*注*
 詳しいあらすじを紹介しています。
 ネタバレがあるので御注意を。


 にゃんこ至上主義のわたしとしては、むしろ鈴子が刑事告訴される世をこそ憂うべきだと思うのです。
 鈴子の同居人は、ちっちゃくてちっちゃくてミュウミュウ鳴いている子猫を捨てて、子猫を死に至らしめたのですから。
 ところが、鈴子が仕返しとして同居人の持ち物を捨ててしまったがために、鈴子は拘置所送りにされてしまいます。子猫の命とニンテンドーDS Liteとどっちが大事なんだ! けしからん。

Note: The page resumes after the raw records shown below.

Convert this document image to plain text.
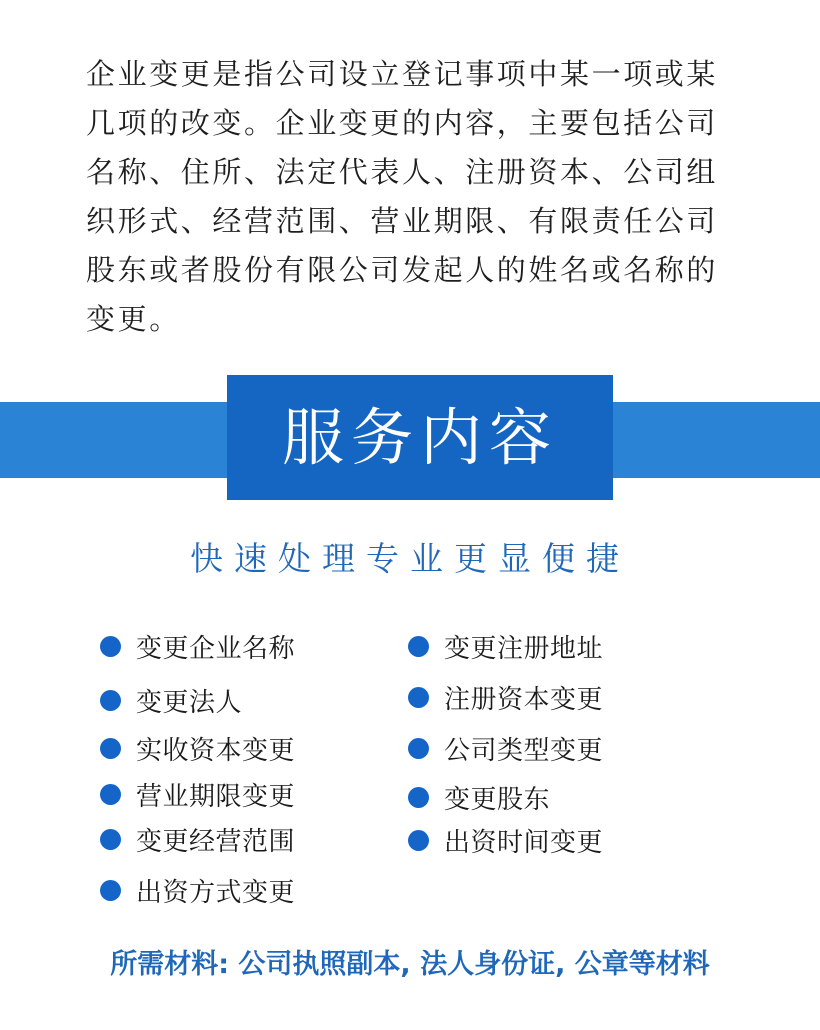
企业变更是指公司设立登记事项中某一项或某
几项的改变。企业变更的内容，主要包括公司
名称、住所、法定代表人、注册资本、公司组
织形式、经营范围、营业期限、有限责任公司
股东或者股份有限公司发起人的姓名或名称的
变更。
服务内容
快速处理专业更显便捷
变更企业名称
变更法人
实收资本变更
营业期限变更
变更经营范围
出资方式变更
变更注册地址
注册资本变更
公司类型变更
变更股东
出资时间变更
所需材料: 公司执照副本, 法人身份证, 公章等材料
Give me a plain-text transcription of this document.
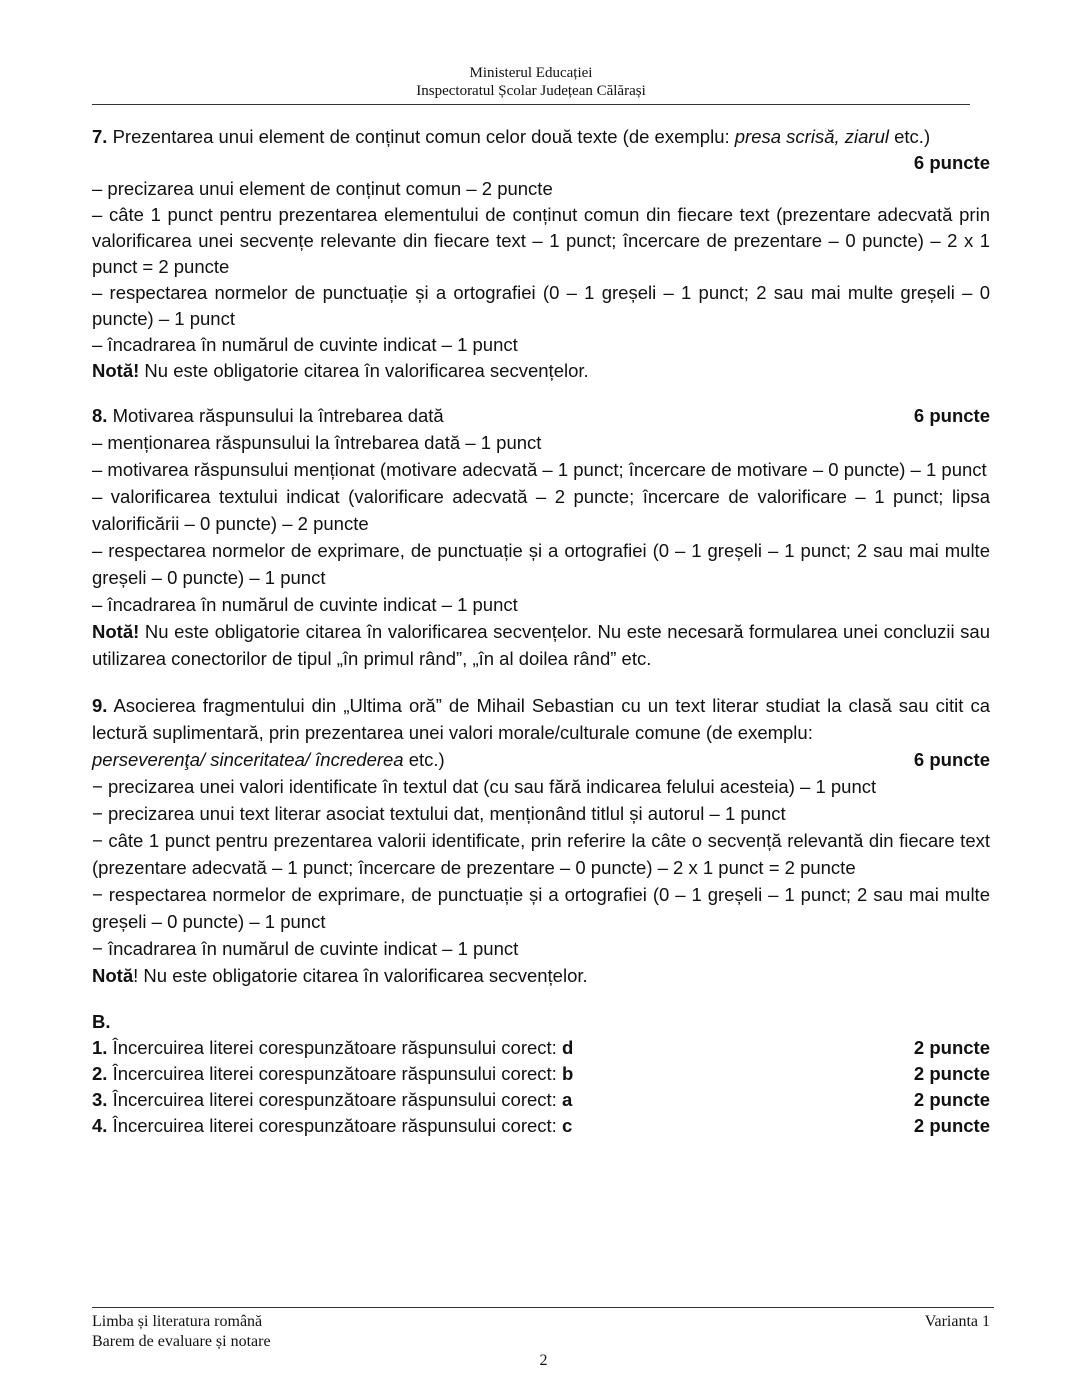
Ministerul Educației
Inspectoratul Școlar Județean Călărași

7. Prezentarea unui element de conținut comun celor două texte (de exemplu: presa scrisă, ziarul etc.)

6 puncte

– precizarea unui element de conținut comun – 2 puncte

– câte 1 punct pentru prezentarea elementului de conținut comun din fiecare text (prezentare adecvată prin valorificarea unei secvențe relevante din fiecare text – 1 punct; încercare de prezentare – 0 puncte) – 2 x 1 punct = 2 puncte

– respectarea normelor de punctuație și a ortografiei (0 – 1 greșeli – 1 punct; 2 sau mai multe greșeli – 0 puncte) – 1 punct

– încadrarea în numărul de cuvinte indicat – 1 punct

Notă! Nu este obligatorie citarea în valorificarea secvențelor.

8. Motivarea răspunsului la întrebarea dată	6 puncte

– menționarea răspunsului la întrebarea dată – 1 punct

– motivarea răspunsului menționat (motivare adecvată – 1 punct; încercare de motivare – 0 puncte) – 1 punct

– valorificarea textului indicat (valorificare adecvată – 2 puncte; încercare de valorificare – 1 punct; lipsa valorificării – 0 puncte) – 2 puncte

– respectarea normelor de exprimare, de punctuație și a ortografiei (0 – 1 greșeli – 1 punct; 2 sau mai multe greșeli – 0 puncte) – 1 punct

– încadrarea în numărul de cuvinte indicat – 1 punct

Notă! Nu este obligatorie citarea în valorificarea secvențelor. Nu este necesară formularea unei concluzii sau utilizarea conectorilor de tipul „în primul rând”, „în al doilea rând” etc.

9. Asocierea fragmentului din „Ultima oră” de Mihail Sebastian cu un text literar studiat la clasă sau citit ca lectură suplimentară, prin prezentarea unei valori morale/culturale comune (de exemplu:

perseverenţa/ sinceritatea/ încrederea etc.)	6 puncte

− precizarea unei valori identificate în textul dat (cu sau fără indicarea felului acesteia) – 1 punct

− precizarea unui text literar asociat textului dat, menționând titlul și autorul – 1 punct

− câte 1 punct pentru prezentarea valorii identificate, prin referire la câte o secvență relevantă din fiecare text (prezentare adecvată – 1 punct; încercare de prezentare – 0 puncte) – 2 x 1 punct = 2 puncte

− respectarea normelor de exprimare, de punctuație și a ortografiei (0 – 1 greșeli – 1 punct; 2 sau mai multe greșeli – 0 puncte) – 1 punct

− încadrarea în numărul de cuvinte indicat – 1 punct

Notă! Nu este obligatorie citarea în valorificarea secvențelor.

B.

1. Încercuirea literei corespunzătoare răspunsului corect: d	2 puncte
2. Încercuirea literei corespunzătoare răspunsului corect: b	2 puncte
3. Încercuirea literei corespunzătoare răspunsului corect: a	2 puncte
4. Încercuirea literei corespunzătoare răspunsului corect: c	2 puncte
Limba și literatura română
Barem de evaluare și notare
Varianta 1
2
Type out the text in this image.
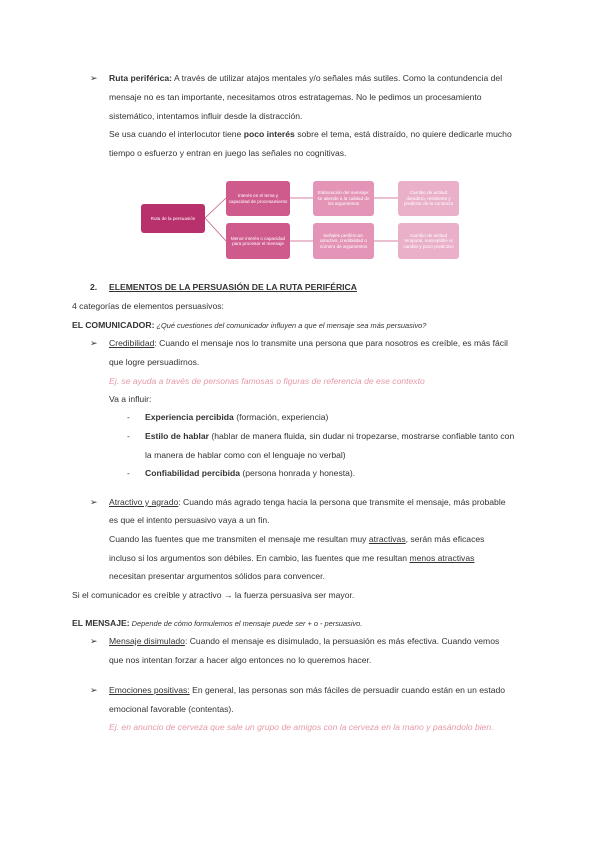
➢ Ruta periférica: A través de utilizar atajos mentales y/o señales más sutiles. Como la contundencia del
mensaje no es tan importante, necesitamos otros estratagemas. No le pedimos un procesamiento
sistemático, intentamos influir desde la distracción.
Se usa cuando el interlocutor tiene poco interés sobre el tema, está distraído, no quiere dedicarle mucho
tiempo o esfuerzo y entran en juego las señales no cognitivas.
Ruta de la persuasión
Interés en el tema y capacidad de procesamiento
Elaboración del mensaje: se atiende a la calidad de los argumentos
Cambio de actitud duradero, resistente y predictor de la conducta
Menor interés o capacidad para procesar el mensaje
Señales periféricas: atractivo, credibilidad o número de argumentos
Cambio de actitud temporal, susceptible al cambio y poco predictivo
2. ELEMENTOS DE LA PERSUASIÓN DE LA RUTA PERIFÉRICA
4 categorías de elementos persuasivos:
EL COMUNICADOR: ¿Qué cuestiones del comunicador influyen a que el mensaje sea más persuasivo?
➢ Credibilidad: Cuando el mensaje nos lo transmite una persona que para nosotros es creíble, es más fácil
que logre persuadirnos.
Ej. se ayuda a través de personas famosas o figuras de referencia de ese contexto
Va a influir:
- Experiencia percibida (formación, experiencia)
- Estilo de hablar (hablar de manera fluida, sin dudar ni tropezarse, mostrarse confiable tanto con
la manera de hablar como con el lenguaje no verbal)
- Confiabilidad percibida (persona honrada y honesta).
➢ Atractivo y agrado: Cuando más agrado tenga hacia la persona que transmite el mensaje, más probable
es que el intento persuasivo vaya a un fin.
Cuando las fuentes que me transmiten el mensaje me resultan muy atractivas, serán más eficaces
incluso si los argumentos son débiles. En cambio, las fuentes que me resultan menos atractivas
necesitan presentar argumentos sólidos para convencer.
Si el comunicador es creíble y atractivo → la fuerza persuasiva ser mayor.
EL MENSAJE: Depende de cómo formulemos el mensaje puede ser + o - persuasivo.
➢ Mensaje disimulado: Cuando el mensaje es disimulado, la persuasión es más efectiva. Cuando vemos
que nos intentan forzar a hacer algo entonces no lo queremos hacer.
➢ Emociones positivas: En general, las personas son más fáciles de persuadir cuando están en un estado
emocional favorable (contentas).
Ej. en anuncio de cerveza que sale un grupo de amigos con la cerveza en la mano y pasándolo bien.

 不本意にも前科持ちとなってしまった鈴子は、元々実家暮らしだったのですが、近所の人から「~さんちの鈴子ちゃんは~」と噂話の格好のネタにされ、家族関係も何だかぎくしゃくしてしまったので、実家を出ることに決めました。新しく部屋を借りるには敷金・礼金・交通費、新しい仕事が見つかるまでの生活費として沢山お金がかかるので、百万円貯めてから家を出ることにしました。
 それが全ての始まりでした。まず、誰も自分のことを知らない土地へ行って、新しく部屋を借りて、それからバイトを探して、百万円貯まったらまた別の土地へ行く…という生活を、鈴子は繰り返すようになったのです。
 心を閉ざして。


 引っ越しを繰り返す中で、鈴子は中島くんと出会いました。中島くんはホームセンターの花コーナーでアルバイトをしている大学生です。勤務態度はとても真面目で、植物のことにとても詳しいです。中島くんはアパートのベランダでネギを育てています。…素晴らしい!
 中島くんに出会って初めて、鈴子は新たな土地で出会った全くの他人に、自分の前科のこと、今まで百万円貯めては引っ越してきたことを打ち明けました。
 中島くんは「けいじこくそ!?」と衝撃を受けますが、動揺しながらも鈴子に告白します。鈴子も告白します、中島くんのことが好き、と。二人は恋人になりました。
 ドキドキしながら手をつないで。部屋に行って。夕飯の話をして。一緒に眠って。
 本当に本当に幸せそう。


 けれど。
 中島くんはアホです。馬鹿です。大馬鹿者です。
 付き合い出してからしばらくして…、中島くんは鈴子に言ったのです。
 「お金貸して」と…。


 それから鈴子は中島くんにお金を貸し続けました。
 中島くんが他の女の子とお茶をしているのを見ても、ただ悲しく微笑んで、お金を渡し続けました。
 外食する時も、どんな時も、毎回毎回鈴子がお金を出し続けました。


 鈴子は、震えるようにしながら聞きました。
 「なんでわたしが他の女の子とデートするお金を出さなきゃいけないの?」と。
 中島くんは黙っていました。
 鈴子は百万円貯まってもいないのに、引っ越していきました。また新たな土地へ。


 …中島くんは馬鹿です。馬鹿で馬鹿でどうしようもなく若いです。
 中島くんは「百万円貯まったら彼女はいなくなってしまう」と不安に駆られて、「お金さえ貯まらなければいいんだ!」と、わざとお金を借りたり使わせていたのです。
 …君がちゃんと彼女を包みこんであげれば、百万円貯まったって二百万円貯まったって、彼女はいなくなったりしないのに。自信持ってよ中島くん。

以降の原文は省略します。